1) Meşhur Hadis:
Her tabakada (Sahâbî, Tâbiîn, Etbauttâbiîn) râvi
sayısı en az üç olan rivâyetlere denir. Bu tarif muhaddislere göredir. Fukahâ
ise böyle bir hadîse müstefîz der. Mâmafih, iki târikle rivâyet edilen hadîslere
de müstefîz diyen fakîhler olduğu gibi müstefîz demek için dört tarîki şart
koşan fakîhler de olmuştur.
İlk asırda bir tek tarîki olsa bile sonradan
ümmetin kabulüne mazhar olarak şüyû bulan hadîslere de lügat mânasına yakın
olarak meşhur denmiştir.
Yeri gelmişken bir kere daha hatırlatalım:
Meşhur hadîs tabiri, bir de halk arasında hadîs diye çokça şüyû bulmuş sözler
için kullanılır. Müştehir de denen bu sözlerin ilk asırda bilinen bir aslı
olabileceği gibi olmayabilir de. İkinci ve üçüncü asırlarda mütevâtir
derecesinde şöhrete eren bu rivayetler, sahîh bir hadîs olabileceği gibi “hadîs”

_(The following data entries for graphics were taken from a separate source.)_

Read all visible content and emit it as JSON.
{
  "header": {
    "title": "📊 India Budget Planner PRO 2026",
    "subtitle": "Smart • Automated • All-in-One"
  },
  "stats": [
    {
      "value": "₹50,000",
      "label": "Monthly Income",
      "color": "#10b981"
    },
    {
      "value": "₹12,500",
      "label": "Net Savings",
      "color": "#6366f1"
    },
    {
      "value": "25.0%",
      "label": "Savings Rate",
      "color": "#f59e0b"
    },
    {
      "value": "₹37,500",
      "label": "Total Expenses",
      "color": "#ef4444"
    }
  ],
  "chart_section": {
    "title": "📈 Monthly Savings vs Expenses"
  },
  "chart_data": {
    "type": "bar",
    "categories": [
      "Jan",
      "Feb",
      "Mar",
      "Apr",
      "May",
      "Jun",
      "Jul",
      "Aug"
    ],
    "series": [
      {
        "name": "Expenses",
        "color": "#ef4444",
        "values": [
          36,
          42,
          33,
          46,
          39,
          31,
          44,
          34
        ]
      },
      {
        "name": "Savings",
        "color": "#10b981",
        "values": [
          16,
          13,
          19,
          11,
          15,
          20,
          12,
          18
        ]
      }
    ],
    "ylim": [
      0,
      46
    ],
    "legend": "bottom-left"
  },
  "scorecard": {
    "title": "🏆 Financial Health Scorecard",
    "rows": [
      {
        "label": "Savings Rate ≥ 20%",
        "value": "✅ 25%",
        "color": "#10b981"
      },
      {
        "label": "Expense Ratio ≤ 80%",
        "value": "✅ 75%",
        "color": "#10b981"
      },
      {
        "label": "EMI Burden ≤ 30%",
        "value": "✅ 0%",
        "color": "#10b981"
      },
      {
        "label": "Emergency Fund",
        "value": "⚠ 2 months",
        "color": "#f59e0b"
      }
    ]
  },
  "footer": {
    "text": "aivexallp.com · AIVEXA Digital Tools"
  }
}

ismi verilmiş bir atasözü, bir feylezof veya hakîm sözü, bir tabîb sözü de
olabilir. Mesela, bazen Hz. Ali (radıyallahu anh)’ye ve bazan da, Hz. Peygamber
(aleyhissalâtu vesselâm)’e nisbet edilerek söylendiğine sıkça rastlanan
“Çocuklarınızı yarına göre yetiştirin” “meşhur hadîsi (!)”nin araştırma sonunda
Eflatun’a ait bir söz olduğunu tesbit ettik.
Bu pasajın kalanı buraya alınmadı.